A Basic Motif in the N-Terminal Region of RAG1 Enhances V(D)J Recombination Activity
Author(s) -
Catherine J. McMahan,
Michael J. Difilippantonio,
Navin Rao,
Eugenia Spanopoulou,
David G. Schatz
Publication year - 1997
Publication title -
molecular and cellular biology
Language(s) - English
Resource type - Journals
SCImago Journal Rank - 2.14
H-Index - 327
eISSN - 1067-8824
pISSN - 0270-7306
DOI - 10.1128/mcb.17.8.4544
Subject(s) - recombination activating gene , rag2 , biology , v(d)j recombination , recombination signal sequences , recombination , flp frt recombination , amino acid , microbiology and biotechnology , gene , peptide sequence , extrachromosomal dna , genetics , genetic recombination , genome
The variable portions of antigen receptor genes are assembled from component gene segments by a site-specific recombination reaction known as V(D)J recombination. The RAG1 and RAG2 proteins are the critical lymphoid cell-specific components of the recombination enzymatic machinery and are responsible for site-specific DNA recognition and cleavage. Previous studies had defined a minimal, recombinationally active core region of murine RAG1 consisting of amino acids 384 to 1008 of the 1,040-residue RAG1 protein. No recombination function has heretofore been ascribed to any portion of the 383-amino-acid N-terminal region that is missing from the core, but it seems likely to be of functional significance, based on its evolutionary conservation.
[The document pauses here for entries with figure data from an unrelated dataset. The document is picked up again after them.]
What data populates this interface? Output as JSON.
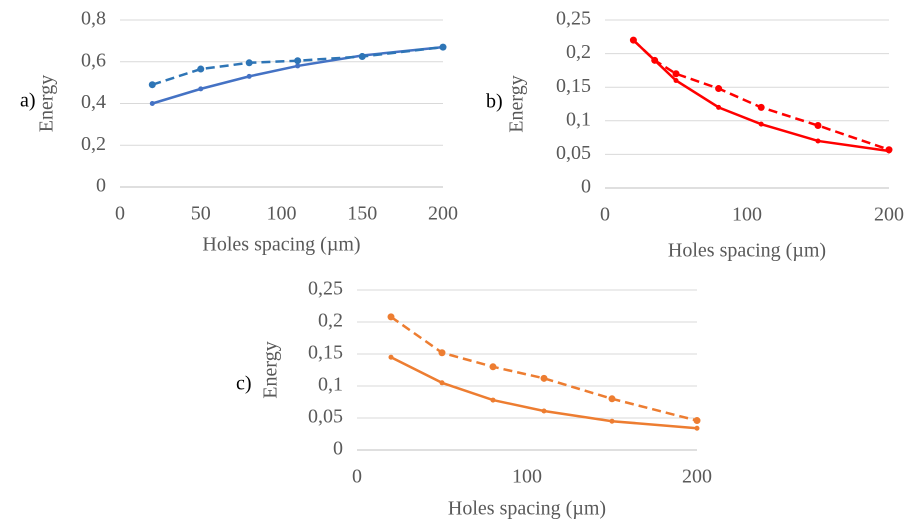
{
  "chart_data": [
    {
      "type": "line",
      "panel_label": "a)",
      "y_label": "Energy",
      "x_label": "Holes spacing (µm)",
      "x": [
        20,
        50,
        80,
        110,
        150,
        200
      ],
      "series": [
        {
          "color": "#4472c4",
          "line_style": "solid",
          "values": [
            0.4,
            0.47,
            0.53,
            0.58,
            0.63,
            0.67
          ]
        },
        {
          "color": "#2e75b6",
          "line_style": "dashed",
          "values": [
            0.49,
            0.565,
            0.595,
            0.605,
            0.625,
            0.67
          ]
        }
      ],
      "xlim": [
        0,
        200
      ],
      "xticks": [
        0,
        50,
        100,
        150,
        200
      ],
      "ylim": [
        0,
        0.8
      ],
      "yticks": [
        0,
        {
          "value": 0.2,
          "label": "0,2"
        },
        {
          "value": 0.4,
          "label": "0,4"
        },
        {
          "value": 0.6,
          "label": "0,6"
        },
        {
          "value": 0.8,
          "label": "0,8"
        }
      ],
      "grid": true
    },
    {
      "type": "line",
      "panel_label": "b)",
      "y_label": "Energy",
      "x_label": "Holes spacing (µm)",
      "x": [
        20,
        35,
        50,
        80,
        110,
        150,
        200
      ],
      "series": [
        {
          "color": "#ff0000",
          "line_style": "solid",
          "values": [
            0.22,
            0.19,
            0.16,
            0.12,
            0.095,
            0.07,
            0.055
          ]
        },
        {
          "color": "#ff0000",
          "line_style": "dashed",
          "values": [
            0.22,
            0.19,
            0.17,
            0.148,
            0.12,
            0.093,
            0.057
          ]
        }
      ],
      "xlim": [
        0,
        200
      ],
      "xticks": [
        0,
        100,
        200
      ],
      "ylim": [
        0,
        0.25
      ],
      "yticks": [
        0,
        {
          "value": 0.05,
          "label": "0,05"
        },
        {
          "value": 0.1,
          "label": "0,1"
        },
        {
          "value": 0.15,
          "label": "0,15"
        },
        {
          "value": 0.2,
          "label": "0,2"
        },
        {
          "value": 0.25,
          "label": "0,25"
        }
      ],
      "grid": true
    },
    {
      "type": "line",
      "panel_label": "c)",
      "y_label": "Energy",
      "x_label": "Holes spacing (µm)",
      "x": [
        20,
        50,
        80,
        110,
        150,
        200
      ],
      "series": [
        {
          "color": "#ed7d31",
          "line_style": "solid",
          "values": [
            0.145,
            0.105,
            0.078,
            0.061,
            0.045,
            0.034
          ]
        },
        {
          "color": "#ed7d31",
          "line_style": "dashed",
          "values": [
            0.208,
            0.152,
            0.13,
            0.112,
            0.08,
            0.046
          ]
        }
      ],
      "xlim": [
        0,
        200
      ],
      "xticks": [
        0,
        100,
        200
      ],
      "ylim": [
        0,
        0.25
      ],
      "yticks": [
        0,
        {
          "value": 0.05,
          "label": "0,05"
        },
        {
          "value": 0.1,
          "label": "0,1"
        },
        {
          "value": 0.15,
          "label": "0,15"
        },
        {
          "value": 0.2,
          "label": "0,2"
        },
        {
          "value": 0.25,
          "label": "0,25"
        }
      ],
      "grid": true
    }
  ]
}
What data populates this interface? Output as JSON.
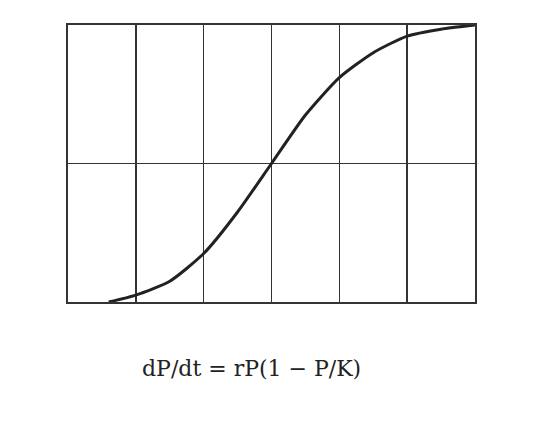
{
  "chart_data": {
    "type": "line",
    "x": [
      0.6,
      1,
      1.5,
      2,
      2.5,
      3,
      3.5,
      4,
      4.5,
      5,
      5.5,
      6
    ],
    "values": [
      0,
      0.05,
      0.15,
      0.35,
      0.65,
      1.0,
      1.35,
      1.62,
      1.8,
      1.92,
      1.97,
      2.0
    ],
    "color": "#222222",
    "xlim": [
      0,
      6
    ],
    "ylim": [
      0,
      2
    ],
    "xticks": [
      0,
      1,
      2,
      3,
      4,
      5,
      6
    ],
    "yticks": [
      0,
      1,
      2
    ],
    "grid": true,
    "tick_labels": false,
    "annotations": [
      "dP/dt = rP(1 − P/K)"
    ]
  }
}
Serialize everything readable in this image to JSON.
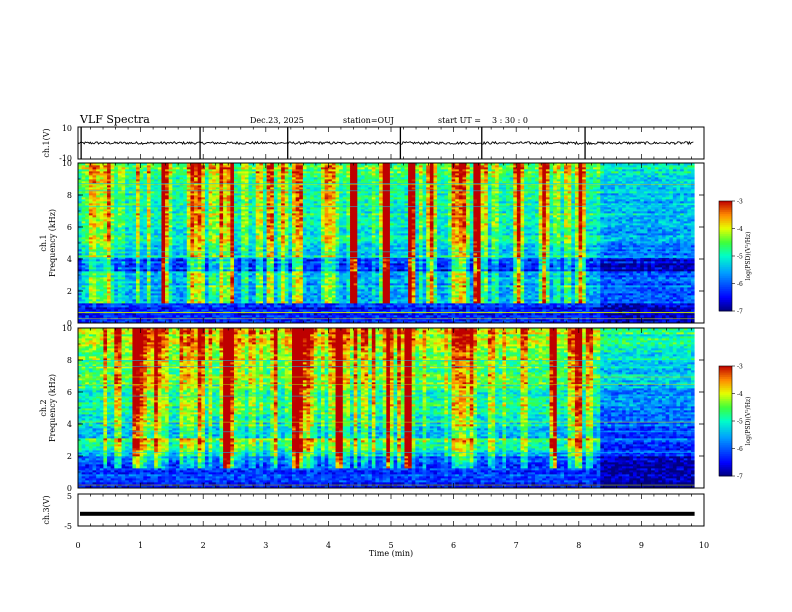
{
  "header": {
    "title": "VLF Spectra",
    "date": "Dec.23, 2025",
    "station": "station=OUJ",
    "start_label": "start  UT =",
    "start_time": "3 : 30 : 0"
  },
  "chart_data": [
    {
      "type": "line",
      "name": "ch1-waveform",
      "ylabel": "ch.1(V)",
      "ylim": [
        -10,
        10
      ],
      "ytick_labels": [
        "10",
        "-10"
      ],
      "xlim": [
        0,
        10
      ]
    },
    {
      "type": "heatmap",
      "name": "ch1-spectrogram",
      "ylabel": "ch.1\nFrequency (kHz)",
      "ylim": [
        0,
        10
      ],
      "yticks": [
        0,
        2,
        4,
        6,
        8,
        10
      ],
      "ytick_labels": [
        "0",
        "2",
        "4",
        "6",
        "8",
        "10"
      ],
      "xlim": [
        0,
        10
      ],
      "colorbar": {
        "label": "log(PSD)(V²/Hz)",
        "range": [
          -7,
          -3
        ],
        "tick_labels": [
          "-3",
          "-4",
          "-5",
          "-6",
          "-7"
        ]
      },
      "features": {
        "data_end_min": 9.85,
        "regime_change_min": 8.35,
        "quiet_band_khz": [
          3.2,
          4.1
        ],
        "noise_band_khz": [
          0,
          1.2
        ]
      }
    },
    {
      "type": "heatmap",
      "name": "ch2-spectrogram",
      "ylabel": "ch.2\nFrequency (kHz)",
      "ylim": [
        0,
        10
      ],
      "yticks": [
        0,
        2,
        4,
        6,
        8,
        10
      ],
      "ytick_labels": [
        "0",
        "2",
        "4",
        "6",
        "8",
        "10"
      ],
      "xlim": [
        0,
        10
      ],
      "colorbar": {
        "label": "log(PSD)(V²/Hz)",
        "range": [
          -7,
          -3
        ],
        "tick_labels": [
          "-3",
          "-4",
          "-5",
          "-6",
          "-7"
        ]
      },
      "features": {
        "data_end_min": 9.85,
        "regime_change_min": 8.35,
        "band_khz": [
          [
            2.4,
            3.1
          ],
          [
            4.6,
            5.4
          ]
        ],
        "band_level_log_psd": -4.8
      }
    },
    {
      "type": "line",
      "name": "ch3-waveform",
      "ylabel": "ch.3(V)",
      "ylim": [
        -5,
        5
      ],
      "ytick_labels": [
        "5",
        "-5"
      ],
      "constant_value": -1.2,
      "xlim": [
        0,
        10
      ]
    }
  ],
  "xaxis": {
    "label": "Time (min)",
    "ticks": [
      0,
      1,
      2,
      3,
      4,
      5,
      6,
      7,
      8,
      9,
      10
    ],
    "tick_labels": [
      "0",
      "1",
      "2",
      "3",
      "4",
      "5",
      "6",
      "7",
      "8",
      "9",
      "10"
    ]
  }
}
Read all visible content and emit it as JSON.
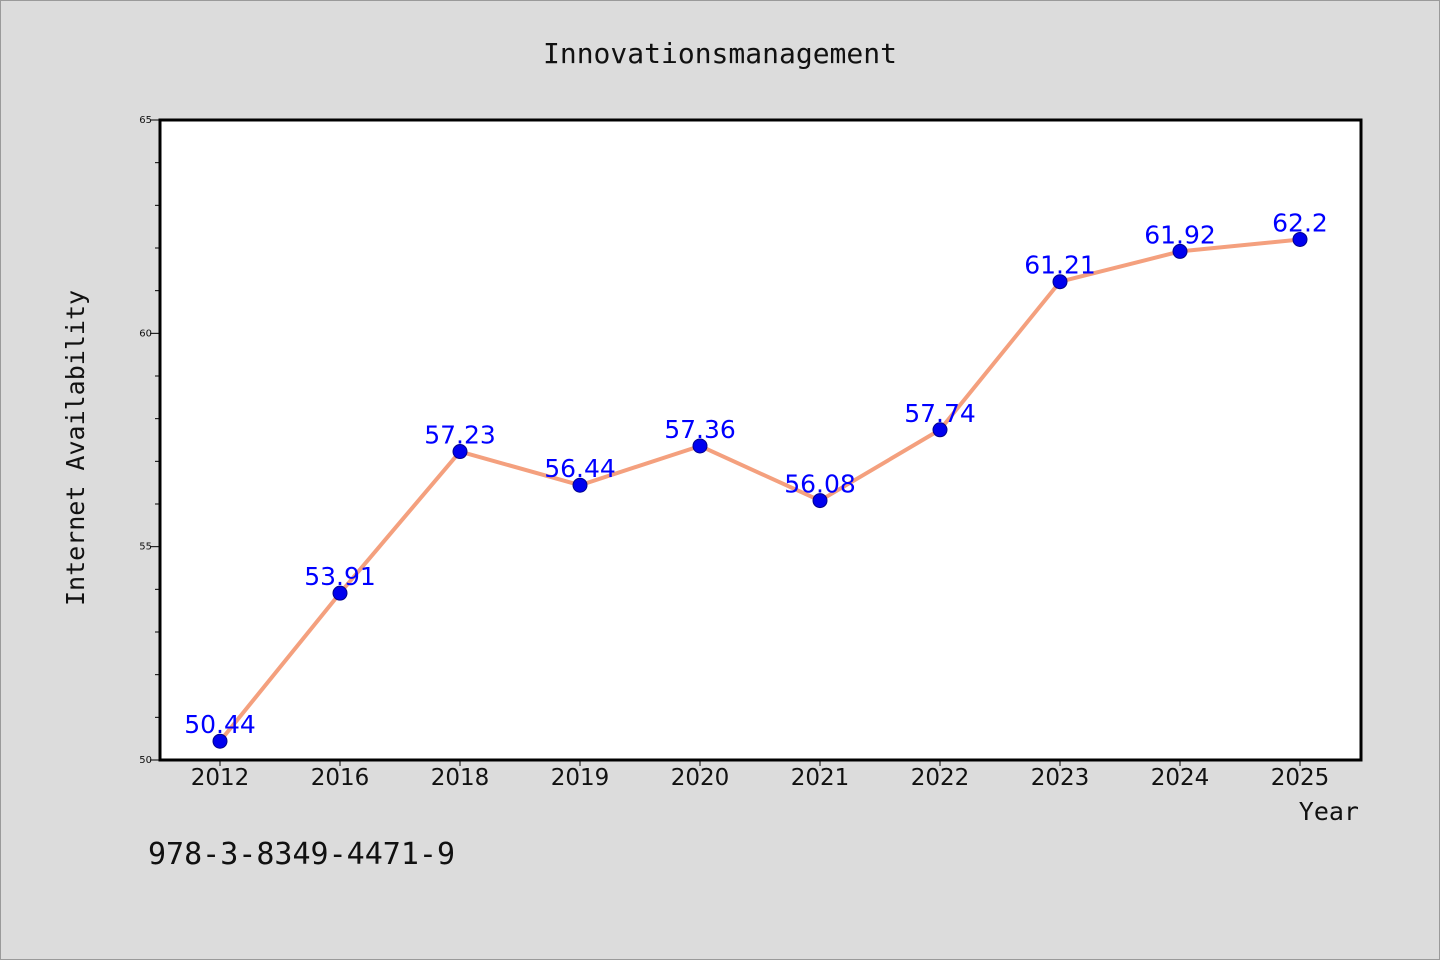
{
  "footer": {
    "isbn": "978-3-8349-4471-9"
  },
  "chart_data": {
    "type": "line",
    "title": "Innovationsmanagement",
    "xlabel": "Year",
    "ylabel": "Internet Availability",
    "categories": [
      "2012",
      "2016",
      "2018",
      "2019",
      "2020",
      "2021",
      "2022",
      "2023",
      "2024",
      "2025"
    ],
    "series": [
      {
        "values": [
          50.44,
          53.91,
          57.23,
          56.44,
          57.36,
          56.08,
          57.74,
          61.21,
          61.92,
          62.2
        ],
        "labels": [
          "50.44",
          "53.91",
          "57.23",
          "56.44",
          "57.36",
          "56.08",
          "57.74",
          "61.21",
          "61.92",
          "62.2"
        ]
      }
    ],
    "ylim": [
      50,
      65
    ],
    "y_ticks": [
      "50",
      "55",
      "60",
      "65"
    ],
    "grid": false,
    "colors": {
      "line": "#f4a07e",
      "marker": "#0000ee",
      "marker_edge": "#00008b",
      "data_label": "#0000ff",
      "plot_background": "#ffffff",
      "figure_background": "#dcdcdc"
    }
  }
}
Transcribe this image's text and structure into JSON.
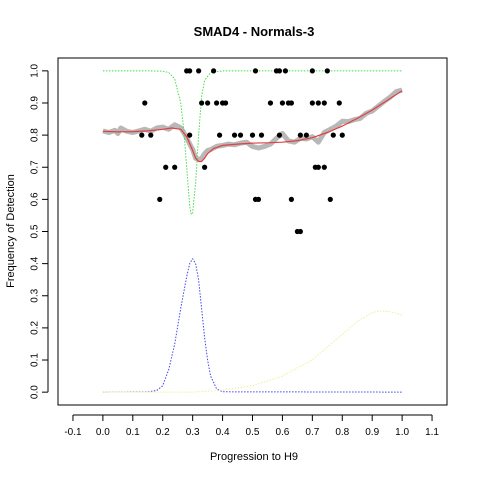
{
  "chart_data": {
    "type": "scatter",
    "title": "SMAD4 - Normals-3",
    "xlabel": "Progression to H9",
    "ylabel": "Frequency of Detection",
    "xlim": [
      -0.15,
      1.15
    ],
    "ylim": [
      -0.04,
      1.04
    ],
    "x_ticks": [
      -0.1,
      0.0,
      0.1,
      0.2,
      0.3,
      0.4,
      0.5,
      0.6,
      0.7,
      0.8,
      0.9,
      1.0,
      1.1
    ],
    "y_ticks": [
      0.0,
      0.1,
      0.2,
      0.3,
      0.4,
      0.5,
      0.6,
      0.7,
      0.8,
      0.9,
      1.0
    ],
    "grid": false,
    "legend": "none",
    "series": [
      {
        "style": "points",
        "color": "#000000",
        "points": [
          [
            0.14,
            0.9
          ],
          [
            0.13,
            0.8
          ],
          [
            0.16,
            0.8
          ],
          [
            0.19,
            0.6
          ],
          [
            0.21,
            0.7
          ],
          [
            0.24,
            0.7
          ],
          [
            0.28,
            1.0
          ],
          [
            0.29,
            1.0
          ],
          [
            0.29,
            0.8
          ],
          [
            0.32,
            1.0
          ],
          [
            0.33,
            0.9
          ],
          [
            0.34,
            0.7
          ],
          [
            0.35,
            0.9
          ],
          [
            0.37,
            1.0
          ],
          [
            0.38,
            0.9
          ],
          [
            0.39,
            0.8
          ],
          [
            0.4,
            0.9
          ],
          [
            0.41,
            0.9
          ],
          [
            0.44,
            0.8
          ],
          [
            0.46,
            0.8
          ],
          [
            0.5,
            0.8
          ],
          [
            0.51,
            1.0
          ],
          [
            0.51,
            0.6
          ],
          [
            0.52,
            0.6
          ],
          [
            0.53,
            0.8
          ],
          [
            0.56,
            0.9
          ],
          [
            0.58,
            1.0
          ],
          [
            0.59,
            1.0
          ],
          [
            0.59,
            0.8
          ],
          [
            0.6,
            0.9
          ],
          [
            0.61,
            1.0
          ],
          [
            0.62,
            0.9
          ],
          [
            0.63,
            0.9
          ],
          [
            0.63,
            0.6
          ],
          [
            0.65,
            0.5
          ],
          [
            0.66,
            0.5
          ],
          [
            0.66,
            0.8
          ],
          [
            0.68,
            0.8
          ],
          [
            0.7,
            1.0
          ],
          [
            0.7,
            0.9
          ],
          [
            0.71,
            0.7
          ],
          [
            0.72,
            0.7
          ],
          [
            0.72,
            0.9
          ],
          [
            0.74,
            0.7
          ],
          [
            0.74,
            0.9
          ],
          [
            0.75,
            1.0
          ],
          [
            0.76,
            0.6
          ],
          [
            0.77,
            0.8
          ],
          [
            0.79,
            0.9
          ],
          [
            0.8,
            0.8
          ]
        ]
      },
      {
        "style": "thick-line",
        "color": "#b8b8b8",
        "points": [
          [
            0.0,
            0.813
          ],
          [
            0.02,
            0.808
          ],
          [
            0.04,
            0.815
          ],
          [
            0.05,
            0.805
          ],
          [
            0.06,
            0.822
          ],
          [
            0.08,
            0.812
          ],
          [
            0.1,
            0.808
          ],
          [
            0.12,
            0.813
          ],
          [
            0.14,
            0.818
          ],
          [
            0.16,
            0.812
          ],
          [
            0.18,
            0.822
          ],
          [
            0.2,
            0.825
          ],
          [
            0.22,
            0.818
          ],
          [
            0.24,
            0.832
          ],
          [
            0.26,
            0.823
          ],
          [
            0.27,
            0.808
          ],
          [
            0.28,
            0.792
          ],
          [
            0.29,
            0.772
          ],
          [
            0.3,
            0.755
          ],
          [
            0.31,
            0.728
          ],
          [
            0.32,
            0.725
          ],
          [
            0.33,
            0.728
          ],
          [
            0.34,
            0.742
          ],
          [
            0.35,
            0.752
          ],
          [
            0.36,
            0.755
          ],
          [
            0.38,
            0.765
          ],
          [
            0.4,
            0.768
          ],
          [
            0.42,
            0.772
          ],
          [
            0.44,
            0.77
          ],
          [
            0.46,
            0.775
          ],
          [
            0.48,
            0.778
          ],
          [
            0.5,
            0.765
          ],
          [
            0.52,
            0.76
          ],
          [
            0.54,
            0.765
          ],
          [
            0.56,
            0.772
          ],
          [
            0.58,
            0.79
          ],
          [
            0.6,
            0.805
          ],
          [
            0.62,
            0.782
          ],
          [
            0.64,
            0.778
          ],
          [
            0.66,
            0.79
          ],
          [
            0.68,
            0.788
          ],
          [
            0.7,
            0.795
          ],
          [
            0.72,
            0.778
          ],
          [
            0.74,
            0.808
          ],
          [
            0.76,
            0.818
          ],
          [
            0.78,
            0.828
          ],
          [
            0.8,
            0.843
          ],
          [
            0.82,
            0.842
          ],
          [
            0.84,
            0.848
          ],
          [
            0.86,
            0.852
          ],
          [
            0.88,
            0.868
          ],
          [
            0.9,
            0.875
          ],
          [
            0.92,
            0.89
          ],
          [
            0.94,
            0.905
          ],
          [
            0.96,
            0.918
          ],
          [
            0.98,
            0.935
          ],
          [
            1.0,
            0.94
          ]
        ]
      },
      {
        "style": "line",
        "color": "#e04040",
        "points": [
          [
            0.0,
            0.812
          ],
          [
            0.05,
            0.81
          ],
          [
            0.1,
            0.811
          ],
          [
            0.15,
            0.813
          ],
          [
            0.2,
            0.818
          ],
          [
            0.23,
            0.822
          ],
          [
            0.26,
            0.818
          ],
          [
            0.28,
            0.795
          ],
          [
            0.3,
            0.752
          ],
          [
            0.31,
            0.728
          ],
          [
            0.32,
            0.718
          ],
          [
            0.33,
            0.718
          ],
          [
            0.34,
            0.728
          ],
          [
            0.35,
            0.742
          ],
          [
            0.37,
            0.758
          ],
          [
            0.4,
            0.768
          ],
          [
            0.45,
            0.772
          ],
          [
            0.5,
            0.775
          ],
          [
            0.55,
            0.776
          ],
          [
            0.6,
            0.778
          ],
          [
            0.65,
            0.783
          ],
          [
            0.7,
            0.792
          ],
          [
            0.75,
            0.808
          ],
          [
            0.8,
            0.828
          ],
          [
            0.85,
            0.852
          ],
          [
            0.9,
            0.878
          ],
          [
            0.95,
            0.908
          ],
          [
            1.0,
            0.938
          ]
        ]
      },
      {
        "style": "dotted",
        "color": "#44dd44",
        "points": [
          [
            0.0,
            1.0
          ],
          [
            0.15,
            1.0
          ],
          [
            0.2,
            0.999
          ],
          [
            0.22,
            0.995
          ],
          [
            0.24,
            0.975
          ],
          [
            0.26,
            0.9
          ],
          [
            0.27,
            0.82
          ],
          [
            0.28,
            0.7
          ],
          [
            0.29,
            0.58
          ],
          [
            0.295,
            0.553
          ],
          [
            0.3,
            0.56
          ],
          [
            0.31,
            0.65
          ],
          [
            0.32,
            0.8
          ],
          [
            0.33,
            0.92
          ],
          [
            0.34,
            0.97
          ],
          [
            0.36,
            0.995
          ],
          [
            0.4,
            1.0
          ],
          [
            1.0,
            1.0
          ]
        ]
      },
      {
        "style": "dotted",
        "color": "#4444ee",
        "points": [
          [
            0.0,
            0.0
          ],
          [
            0.15,
            0.001
          ],
          [
            0.18,
            0.005
          ],
          [
            0.2,
            0.02
          ],
          [
            0.22,
            0.07
          ],
          [
            0.24,
            0.15
          ],
          [
            0.26,
            0.26
          ],
          [
            0.28,
            0.36
          ],
          [
            0.29,
            0.4
          ],
          [
            0.3,
            0.415
          ],
          [
            0.31,
            0.4
          ],
          [
            0.32,
            0.35
          ],
          [
            0.33,
            0.26
          ],
          [
            0.34,
            0.17
          ],
          [
            0.35,
            0.1
          ],
          [
            0.36,
            0.05
          ],
          [
            0.38,
            0.01
          ],
          [
            0.4,
            0.001
          ],
          [
            1.0,
            0.0
          ]
        ]
      },
      {
        "style": "dotted",
        "color": "#f0f090",
        "points": [
          [
            0.0,
            0.0
          ],
          [
            0.3,
            0.0
          ],
          [
            0.4,
            0.006
          ],
          [
            0.5,
            0.02
          ],
          [
            0.6,
            0.05
          ],
          [
            0.7,
            0.1
          ],
          [
            0.8,
            0.18
          ],
          [
            0.85,
            0.22
          ],
          [
            0.9,
            0.248
          ],
          [
            0.93,
            0.253
          ],
          [
            0.96,
            0.25
          ],
          [
            1.0,
            0.24
          ]
        ]
      }
    ]
  }
}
Using extrachromosomal recombination substrates, we demonstrate here that the N-terminal region enhances the recombination activity of RAG1 by up to an order of magnitude in a variety of cell lines. Deletion analysis localized a region of the N terminus critical for this effect to amino acids 216 to 238, and further mutagenesis demonstrated that a small basic amino acid motif (BIIa) in this region is essential for enhancing the activity of RAG1. Despite the fact that BIIa is important for the interaction of RAG1 with the nuclear localization factor Srp-1, it does not appear to enhance recombination by facilitating nuclear transport of RAG1. A variety of models for how this region stimulates the recombination activity of RAG1 are considered.